WF/PC-2 and COSTAR, the instruments that gave the Hubble Space Telescope its clear vision after its spherical aberration was discovered in 1990, will be on view at the National Air and Space Museum from now on, except for a brief tour of other venues later this year and early next year.
Both of these instruments were installed on the orbiting telescope during the first NASA servicing mission in 1993. When astronauts revisited Hubble for the fifth and final time earlier this year, they replaced WF/PC-2 and COSTAR with newer cameras and brought the old instruments back to Earth.
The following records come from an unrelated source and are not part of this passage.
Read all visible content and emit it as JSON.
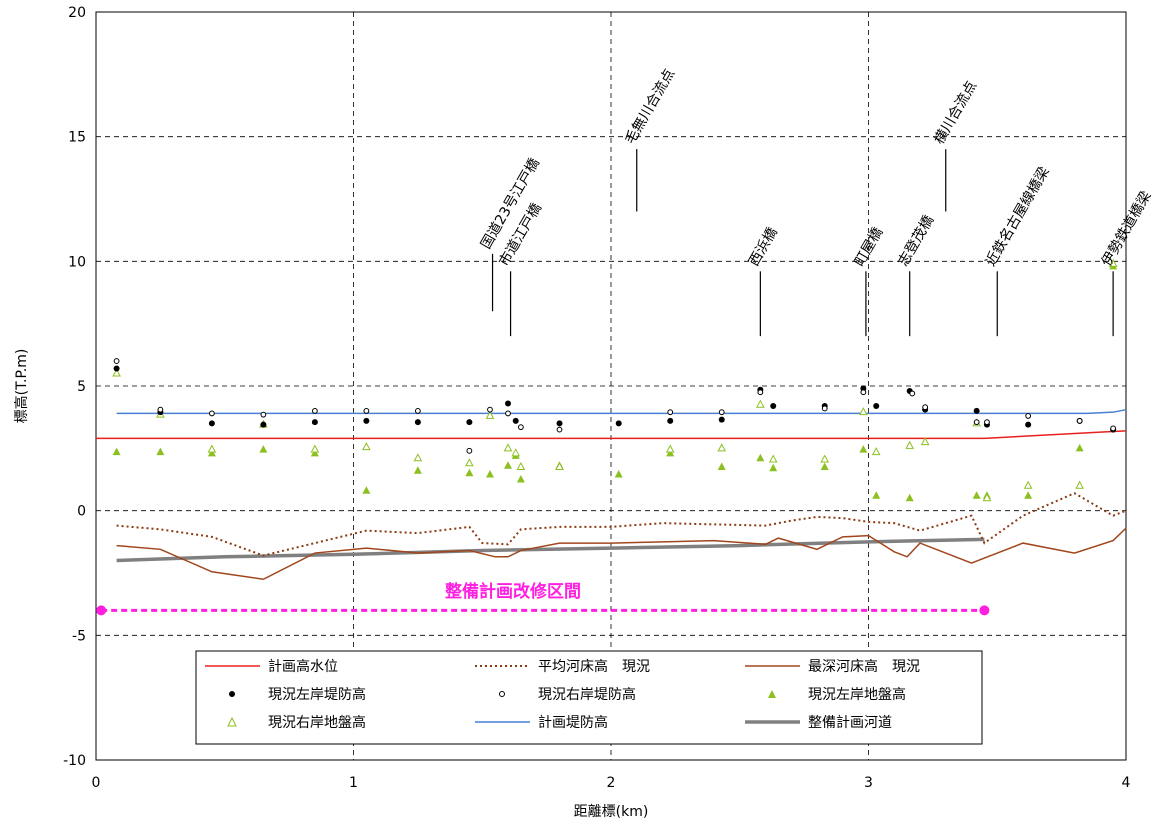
{
  "chart_data": {
    "type": "line",
    "xlabel": "距離標(km)",
    "ylabel": "標高(T.P.m)",
    "xlim": [
      0,
      4
    ],
    "ylim": [
      -10,
      20
    ],
    "x_ticks": [
      "0",
      "1",
      "2",
      "3",
      "4"
    ],
    "y_ticks": [
      "-10",
      "-5",
      "0",
      "5",
      "10",
      "15",
      "20"
    ],
    "grid": "dashed",
    "legend_position": "bottom-center",
    "colors": {
      "plan_high_water": "#e8201d",
      "avg_bed": "#8b3a12",
      "deep_bed": "#a0461c",
      "plan_levee": "#4a7fd4",
      "plan_channel": "#808080",
      "ground": "#8cc021",
      "section": "#ff1fe0",
      "leader": "#000000"
    },
    "legend": {
      "plan_high_water": "計画高水位",
      "avg_bed": "平均河床高　現況",
      "deep_bed": "最深河床高　現況",
      "left_levee": "現況左岸堤防高",
      "right_levee": "現況右岸堤防高",
      "left_ground": "現況左岸地盤高",
      "right_ground": "現況右岸地盤高",
      "plan_levee": "計画堤防高",
      "plan_channel": "整備計画河道"
    },
    "section": {
      "label": "整備計画改修区間",
      "x_start": 0.02,
      "x_end": 3.45,
      "y": -4
    },
    "annotations": [
      {
        "label": "国道23号江戸橋",
        "x": 1.54,
        "y_low": 8,
        "y_high": 10.3
      },
      {
        "label": "市道江戸橋",
        "x": 1.61,
        "y_low": 7,
        "y_high": 9.6
      },
      {
        "label": "毛無川合流点",
        "x": 2.1,
        "y_low": 12,
        "y_high": 14.5
      },
      {
        "label": "西浜橋",
        "x": 2.58,
        "y_low": 7,
        "y_high": 9.6
      },
      {
        "label": "町屋橋",
        "x": 2.99,
        "y_low": 7,
        "y_high": 9.6
      },
      {
        "label": "志登茂橋",
        "x": 3.16,
        "y_low": 7,
        "y_high": 9.6
      },
      {
        "label": "横川合流点",
        "x": 3.3,
        "y_low": 12,
        "y_high": 14.5
      },
      {
        "label": "近鉄名古屋線橋梁",
        "x": 3.5,
        "y_low": 7,
        "y_high": 9.6
      },
      {
        "label": "伊勢鉄道橋梁",
        "x": 3.95,
        "y_low": 7,
        "y_high": 9.6
      }
    ],
    "series": {
      "plan_high_water": {
        "x": [
          0.0,
          3.45,
          3.9,
          4.0
        ],
        "y": [
          2.9,
          2.9,
          3.15,
          3.2
        ]
      },
      "plan_levee": {
        "x": [
          0.08,
          3.85,
          3.95,
          4.0
        ],
        "y": [
          3.9,
          3.9,
          3.95,
          4.05
        ]
      },
      "avg_bed": {
        "x": [
          0.08,
          0.25,
          0.45,
          0.65,
          0.85,
          1.05,
          1.25,
          1.45,
          1.5,
          1.6,
          1.65,
          1.8,
          2.0,
          2.2,
          2.4,
          2.6,
          2.7,
          2.8,
          2.9,
          3.0,
          3.1,
          3.2,
          3.3,
          3.4,
          3.45,
          3.6,
          3.8,
          3.95,
          4.0
        ],
        "y": [
          -0.6,
          -0.75,
          -1.05,
          -1.8,
          -1.3,
          -0.8,
          -0.9,
          -0.65,
          -1.3,
          -1.35,
          -0.75,
          -0.65,
          -0.65,
          -0.5,
          -0.55,
          -0.6,
          -0.4,
          -0.25,
          -0.3,
          -0.45,
          -0.5,
          -0.8,
          -0.5,
          -0.2,
          -1.3,
          -0.2,
          0.7,
          -0.2,
          0.0
        ]
      },
      "deep_bed": {
        "x": [
          0.08,
          0.25,
          0.45,
          0.65,
          0.85,
          1.05,
          1.25,
          1.45,
          1.55,
          1.6,
          1.65,
          1.8,
          2.0,
          2.2,
          2.4,
          2.6,
          2.65,
          2.8,
          2.9,
          3.0,
          3.1,
          3.15,
          3.2,
          3.3,
          3.4,
          3.45,
          3.6,
          3.8,
          3.95,
          4.0
        ],
        "y": [
          -1.4,
          -1.55,
          -2.45,
          -2.75,
          -1.7,
          -1.5,
          -1.7,
          -1.6,
          -1.85,
          -1.85,
          -1.6,
          -1.3,
          -1.3,
          -1.25,
          -1.2,
          -1.35,
          -1.1,
          -1.55,
          -1.05,
          -1.0,
          -1.65,
          -1.85,
          -1.3,
          -1.7,
          -2.1,
          -1.9,
          -1.3,
          -1.7,
          -1.2,
          -0.7
        ]
      },
      "plan_channel": {
        "x": [
          0.08,
          0.5,
          1.0,
          1.5,
          2.0,
          2.5,
          3.0,
          3.45
        ],
        "y": [
          -2.0,
          -1.85,
          -1.75,
          -1.6,
          -1.5,
          -1.4,
          -1.25,
          -1.15
        ]
      },
      "left_levee": {
        "x": [
          0.08,
          0.25,
          0.45,
          0.65,
          0.85,
          1.05,
          1.25,
          1.45,
          1.6,
          1.63,
          1.8,
          2.03,
          2.23,
          2.43,
          2.58,
          2.63,
          2.83,
          2.98,
          3.03,
          3.16,
          3.22,
          3.42,
          3.46,
          3.62,
          3.82,
          3.95
        ],
        "y": [
          5.7,
          3.95,
          3.5,
          3.45,
          3.55,
          3.6,
          3.55,
          3.55,
          4.3,
          3.6,
          3.5,
          3.5,
          3.6,
          3.65,
          4.85,
          4.2,
          4.2,
          4.9,
          4.2,
          4.8,
          4.05,
          4.0,
          3.45,
          3.45,
          3.6,
          3.25
        ]
      },
      "right_levee": {
        "x": [
          0.08,
          0.25,
          0.45,
          0.65,
          0.85,
          1.05,
          1.25,
          1.45,
          1.53,
          1.6,
          1.65,
          1.8,
          2.23,
          2.43,
          2.58,
          2.83,
          2.98,
          3.17,
          3.22,
          3.42,
          3.46,
          3.62,
          3.82,
          3.95
        ],
        "y": [
          6.0,
          4.05,
          3.9,
          3.85,
          4.0,
          4.0,
          4.0,
          2.4,
          4.05,
          3.9,
          3.35,
          3.25,
          3.95,
          3.95,
          4.75,
          4.1,
          4.75,
          4.7,
          4.15,
          3.55,
          3.55,
          3.8,
          3.6,
          3.3
        ]
      },
      "left_ground": {
        "x": [
          0.08,
          0.25,
          0.45,
          0.65,
          0.85,
          1.05,
          1.25,
          1.45,
          1.53,
          1.6,
          1.63,
          1.65,
          1.8,
          2.03,
          2.23,
          2.43,
          2.58,
          2.63,
          2.83,
          2.98,
          3.03,
          3.16,
          3.42,
          3.46,
          3.62,
          3.82,
          3.95
        ],
        "y": [
          2.35,
          2.35,
          2.3,
          2.45,
          2.3,
          0.8,
          1.6,
          1.5,
          1.45,
          1.8,
          2.2,
          1.25,
          1.8,
          1.45,
          2.3,
          1.75,
          2.1,
          1.7,
          1.75,
          2.45,
          0.6,
          0.5,
          0.6,
          0.6,
          0.6,
          2.5,
          9.8
        ]
      },
      "right_ground": {
        "x": [
          0.08,
          0.25,
          0.45,
          0.65,
          0.85,
          1.05,
          1.25,
          1.45,
          1.53,
          1.6,
          1.63,
          1.65,
          1.8,
          2.23,
          2.43,
          2.58,
          2.63,
          2.83,
          2.98,
          3.03,
          3.16,
          3.22,
          3.42,
          3.46,
          3.62,
          3.82,
          3.95
        ],
        "y": [
          5.5,
          3.85,
          2.45,
          3.45,
          2.45,
          2.55,
          2.1,
          1.9,
          3.8,
          2.5,
          2.3,
          1.75,
          1.75,
          2.45,
          2.5,
          4.25,
          2.05,
          2.05,
          3.95,
          2.35,
          2.6,
          2.75,
          3.5,
          0.5,
          1.0,
          1.0,
          9.9
        ]
      }
    }
  }
}
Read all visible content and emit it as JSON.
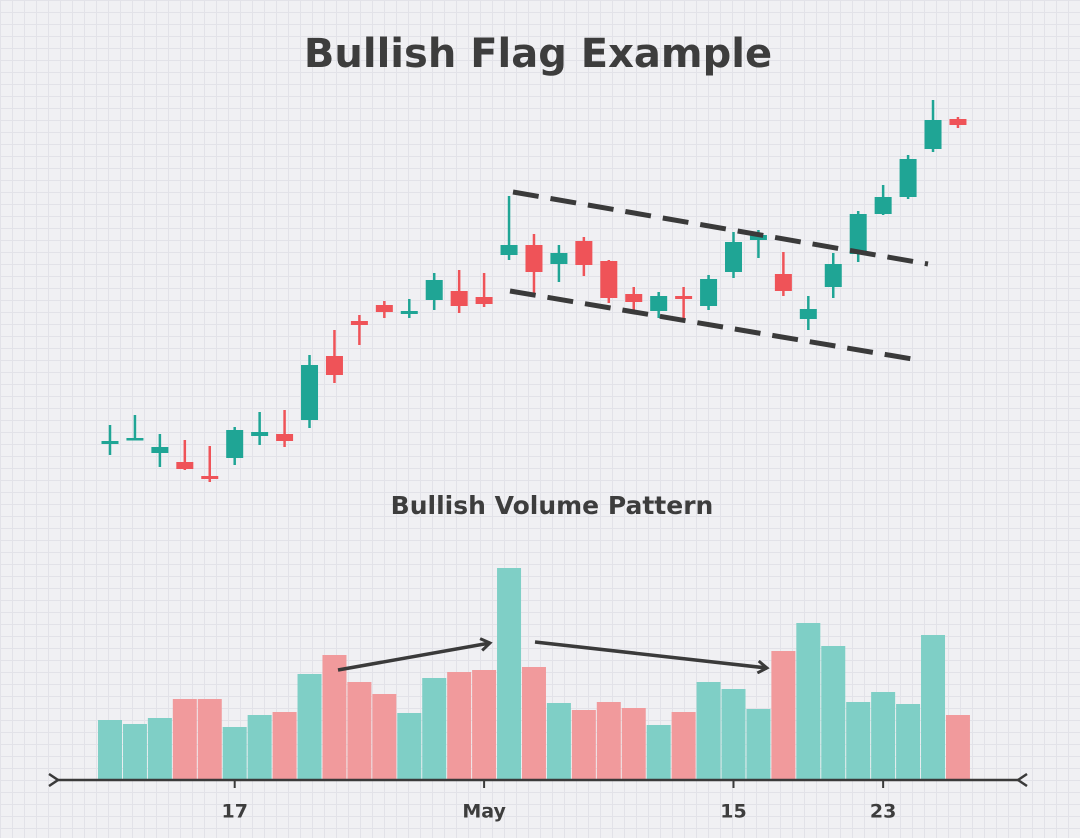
{
  "chart_data": [
    {
      "type": "candlestick",
      "title": "Bullish Flag Example",
      "open": [
        56,
        60,
        47,
        38,
        24,
        42,
        64,
        66,
        80,
        144,
        179,
        195,
        186,
        200,
        209,
        203,
        245,
        255,
        236,
        259,
        239,
        206,
        189,
        204,
        194,
        228,
        260,
        226,
        181,
        213,
        246,
        286,
        303,
        351,
        381
      ],
      "high": [
        75,
        85,
        66,
        60,
        54,
        73,
        88,
        90,
        145,
        170,
        185,
        199,
        201,
        227,
        230,
        227,
        304,
        266,
        255,
        263,
        240,
        213,
        208,
        213,
        225,
        268,
        270,
        248,
        204,
        247,
        289,
        315,
        345,
        400,
        383
      ],
      "low": [
        45,
        60,
        33,
        30,
        18,
        35,
        55,
        53,
        72,
        117,
        155,
        182,
        182,
        190,
        187,
        193,
        240,
        203,
        218,
        224,
        197,
        190,
        182,
        178,
        190,
        222,
        242,
        204,
        170,
        202,
        238,
        285,
        301,
        348,
        372
      ],
      "close": [
        59,
        62,
        53,
        31,
        21,
        70,
        68,
        59,
        135,
        125,
        175,
        188,
        189,
        220,
        194,
        196,
        255,
        228,
        247,
        235,
        202,
        198,
        204,
        201,
        221,
        258,
        265,
        209,
        191,
        236,
        286,
        303,
        341,
        380,
        375
      ],
      "ylim": [
        0,
        420
      ],
      "up_color": "#1fa595",
      "down_color": "#ef5358"
    },
    {
      "type": "bar",
      "title": "Bullish Volume Pattern",
      "categories": [
        null,
        null,
        null,
        null,
        null,
        "17",
        null,
        null,
        null,
        null,
        null,
        null,
        null,
        null,
        null,
        "May",
        null,
        null,
        null,
        null,
        null,
        null,
        null,
        null,
        null,
        "15",
        null,
        null,
        null,
        null,
        null,
        "23",
        null,
        null,
        null
      ],
      "values": [
        60,
        56,
        62,
        81,
        81,
        53,
        65,
        68,
        106,
        125,
        98,
        86,
        67,
        102,
        108,
        110,
        212,
        113,
        77,
        70,
        78,
        72,
        55,
        68,
        98,
        91,
        71,
        129,
        157,
        134,
        78,
        88,
        76,
        145,
        65
      ],
      "ylim": [
        0,
        220
      ],
      "up_color": "#7fcfc6",
      "down_color": "#f19a9c"
    }
  ]
}
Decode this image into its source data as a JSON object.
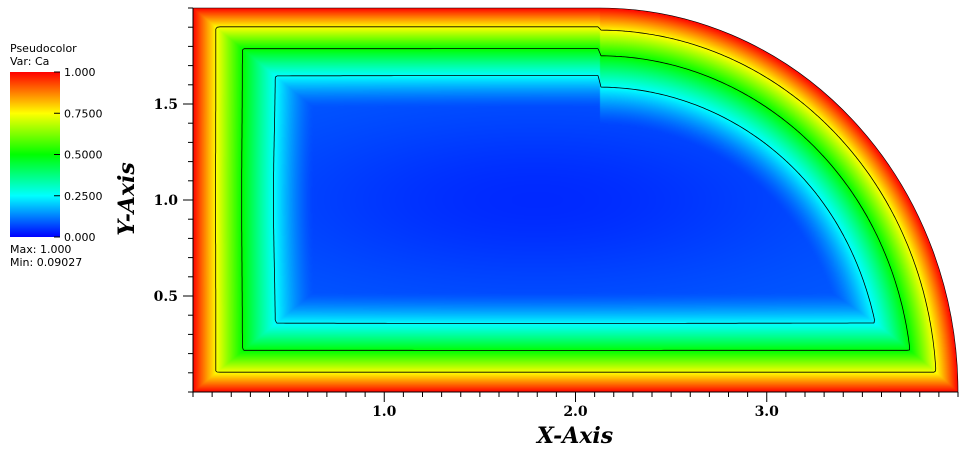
{
  "chart_data": {
    "type": "heatmap",
    "plot_kind": "Pseudocolor",
    "variable": "Var: Ca",
    "xlabel": "X-Axis",
    "ylabel": "Y-Axis",
    "xlim": [
      0.0,
      4.0
    ],
    "ylim": [
      0.0,
      2.0
    ],
    "x_ticks": [
      1.0,
      2.0,
      3.0
    ],
    "x_tick_labels": [
      "1.0",
      "2.0",
      "3.0"
    ],
    "y_ticks": [
      0.5,
      1.0,
      1.5
    ],
    "y_tick_labels": [
      "0.5",
      "1.0",
      "1.5"
    ],
    "colorbar": {
      "min": 0.0,
      "max": 1.0,
      "ticks": [
        0.0,
        0.25,
        0.5,
        0.75,
        1.0
      ],
      "tick_labels": [
        "0.000",
        "0.2500",
        "0.5000",
        "0.7500",
        "1.000"
      ],
      "colors": [
        "#0000ff",
        "#00ffff",
        "#00ff00",
        "#ffff00",
        "#ff0000"
      ]
    },
    "data_max_label": "Max:  1.000",
    "data_min_label": "Min:  0.09027",
    "data_max": 1.0,
    "data_min": 0.09027,
    "min_location": [
      1.8,
      1.0
    ],
    "domain": "Quarter-rounded rectangle; straight edges at x=0, y=0 and y=2; arc at upper-right corner",
    "contour_levels": [
      0.25,
      0.5,
      0.75
    ]
  },
  "legend": {
    "title": "Pseudocolor",
    "var": "Var: Ca",
    "max_label": "Max:  1.000",
    "min_label": "Min:  0.09027"
  }
}
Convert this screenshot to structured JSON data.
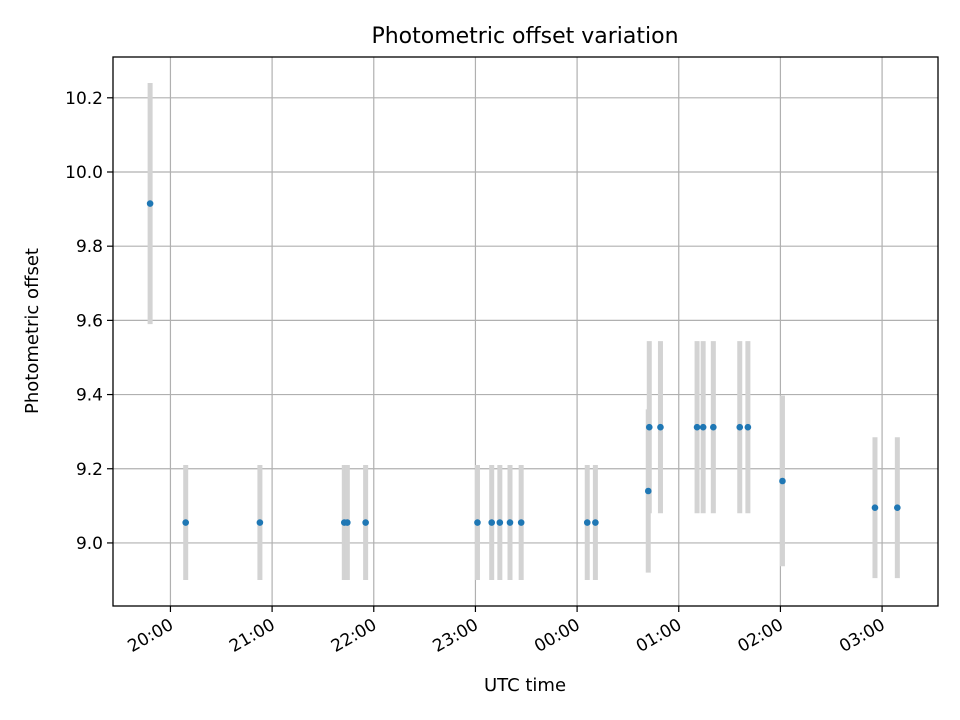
{
  "chart_data": {
    "type": "scatter",
    "title": "Photometric offset variation",
    "xlabel": "UTC time",
    "ylabel": "Photometric offset",
    "grid": true,
    "colors": {
      "point": "#1f77b4",
      "errorbar": "#d3d3d3"
    },
    "x_unit": "hours since 19:00 UTC",
    "xlim": [
      18.935,
      27.05
    ],
    "ylim": [
      8.83,
      10.31
    ],
    "xticks": [
      {
        "value": 19.5,
        "label": "20:00"
      },
      {
        "value": 20.5,
        "label": "21:00"
      },
      {
        "value": 21.5,
        "label": "22:00"
      },
      {
        "value": 22.5,
        "label": "23:00"
      },
      {
        "value": 23.5,
        "label": "00:00"
      },
      {
        "value": 24.5,
        "label": "01:00"
      },
      {
        "value": 25.5,
        "label": "02:00"
      },
      {
        "value": 26.5,
        "label": "03:00"
      }
    ],
    "yticks": [
      {
        "value": 9.0,
        "label": "9.0"
      },
      {
        "value": 9.2,
        "label": "9.2"
      },
      {
        "value": 9.4,
        "label": "9.4"
      },
      {
        "value": 9.6,
        "label": "9.6"
      },
      {
        "value": 9.8,
        "label": "9.8"
      },
      {
        "value": 10.0,
        "label": "10.0"
      },
      {
        "value": 10.2,
        "label": "10.2"
      }
    ],
    "points": [
      {
        "x": 19.3,
        "y": 9.915,
        "err": 0.325
      },
      {
        "x": 19.65,
        "y": 9.055,
        "err": 0.155
      },
      {
        "x": 20.38,
        "y": 9.055,
        "err": 0.155
      },
      {
        "x": 21.21,
        "y": 9.055,
        "err": 0.155
      },
      {
        "x": 21.24,
        "y": 9.055,
        "err": 0.155
      },
      {
        "x": 21.42,
        "y": 9.055,
        "err": 0.155
      },
      {
        "x": 22.52,
        "y": 9.055,
        "err": 0.155
      },
      {
        "x": 22.66,
        "y": 9.055,
        "err": 0.155
      },
      {
        "x": 22.74,
        "y": 9.055,
        "err": 0.155
      },
      {
        "x": 22.84,
        "y": 9.055,
        "err": 0.155
      },
      {
        "x": 22.95,
        "y": 9.055,
        "err": 0.155
      },
      {
        "x": 23.6,
        "y": 9.055,
        "err": 0.155
      },
      {
        "x": 23.68,
        "y": 9.055,
        "err": 0.155
      },
      {
        "x": 24.2,
        "y": 9.14,
        "err": 0.22
      },
      {
        "x": 24.21,
        "y": 9.312,
        "err": 0.232
      },
      {
        "x": 24.32,
        "y": 9.312,
        "err": 0.232
      },
      {
        "x": 24.68,
        "y": 9.312,
        "err": 0.232
      },
      {
        "x": 24.74,
        "y": 9.312,
        "err": 0.232
      },
      {
        "x": 24.84,
        "y": 9.312,
        "err": 0.232
      },
      {
        "x": 25.1,
        "y": 9.312,
        "err": 0.232
      },
      {
        "x": 25.18,
        "y": 9.312,
        "err": 0.232
      },
      {
        "x": 25.52,
        "y": 9.167,
        "err": 0.23
      },
      {
        "x": 26.43,
        "y": 9.095,
        "err": 0.19
      },
      {
        "x": 26.65,
        "y": 9.095,
        "err": 0.19
      }
    ]
  }
}
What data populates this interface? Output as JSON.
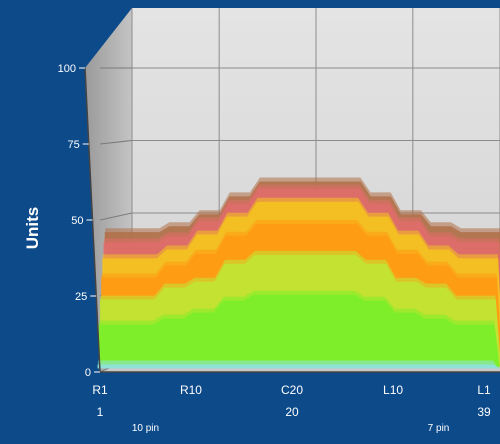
{
  "chart_data": {
    "type": "area",
    "chart_style": "3d-stacked-stepped-area",
    "ylabel": "Units",
    "ylim": [
      0,
      100
    ],
    "yticks": [
      0,
      25,
      50,
      75,
      100
    ],
    "xlim": [
      1,
      39
    ],
    "x_primary_labels": [
      {
        "x": 1,
        "label": "R1"
      },
      {
        "x": 10,
        "label": "R10"
      },
      {
        "x": 20,
        "label": "C20"
      },
      {
        "x": 30,
        "label": "L10"
      },
      {
        "x": 39,
        "label": "L1"
      }
    ],
    "x_secondary_labels": [
      {
        "x": 1,
        "label": "1"
      },
      {
        "x": 20,
        "label": "20"
      },
      {
        "x": 39,
        "label": "39"
      }
    ],
    "x_sub_labels": [
      {
        "x": 5.5,
        "label": "10 pin"
      },
      {
        "x": 34.5,
        "label": "7 pin"
      }
    ],
    "x": [
      1,
      4,
      7,
      10,
      13,
      16,
      20,
      24,
      27,
      30,
      33,
      36,
      39
    ],
    "grid": true,
    "legend": "none",
    "series": [
      {
        "color": "#8fe3e0",
        "values": [
          1,
          1,
          1,
          1,
          1,
          1,
          1,
          1,
          1,
          1,
          1,
          1,
          1
        ]
      },
      {
        "color": "#7bef2a",
        "values": [
          14,
          14,
          16,
          18,
          22,
          24,
          24,
          24,
          22,
          18,
          16,
          14,
          14
        ]
      },
      {
        "color": "#bfe834",
        "values": [
          22,
          22,
          26,
          28,
          34,
          37,
          37,
          37,
          34,
          28,
          26,
          22,
          22
        ]
      },
      {
        "color": "#ff9a14",
        "values": [
          29,
          29,
          33,
          37,
          43,
          47,
          47,
          47,
          43,
          37,
          33,
          29,
          29
        ]
      },
      {
        "color": "#f6c51d",
        "values": [
          35,
          35,
          38,
          43,
          49,
          54,
          54,
          54,
          49,
          43,
          38,
          35,
          35
        ]
      },
      {
        "color": "#e06d6a",
        "values": [
          40,
          40,
          42,
          47,
          53,
          58,
          58,
          58,
          53,
          47,
          42,
          40,
          40
        ]
      },
      {
        "color": "#b07048",
        "values": [
          43,
          43,
          45,
          49,
          55,
          60,
          60,
          60,
          55,
          49,
          45,
          43,
          43
        ]
      }
    ]
  }
}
WF/PC-2 – the Wide-Field/Planetary Camera 2 – took the most memorable space photographs of the last 15 years: colliding galaxies, puffy planetary nebulae, newborn stars emerging from gas clouds, and the famous Hubble Deep Field. Ed Weiler, associate administrator for NASA’s Science Mission Directorate, has called it “the camera that saved Hubble.”
COSTAR – the Corrective Optics Space Telescope Axial Replacement – served as the “eyeglasses” for the rest of Hubble’s instrumentation. It is no longer needed because every other camera and spectrograph that has been installed on Hubble servicing missions contains its own corrective optics.
We take Hubble and its awesome image and data libraries for granted now, but the discovery of its primary mirror’s spherical aberration in the summer of 1990 really threw astronomers and the space program for a loop. How was this flaw supposed to be fixed AFTER the telescope was already orbiting the Earth? Figuring out how to do just that was an enormous feat of optical science and engineering, and several OSA members played key roles in that accomplishment. At the 2008 Frontiers in Optics meeting in Rochester, N.Y. (U.S.A.), a session of the special “NASA at 50” symposium focused on the team effort to repair Hubble.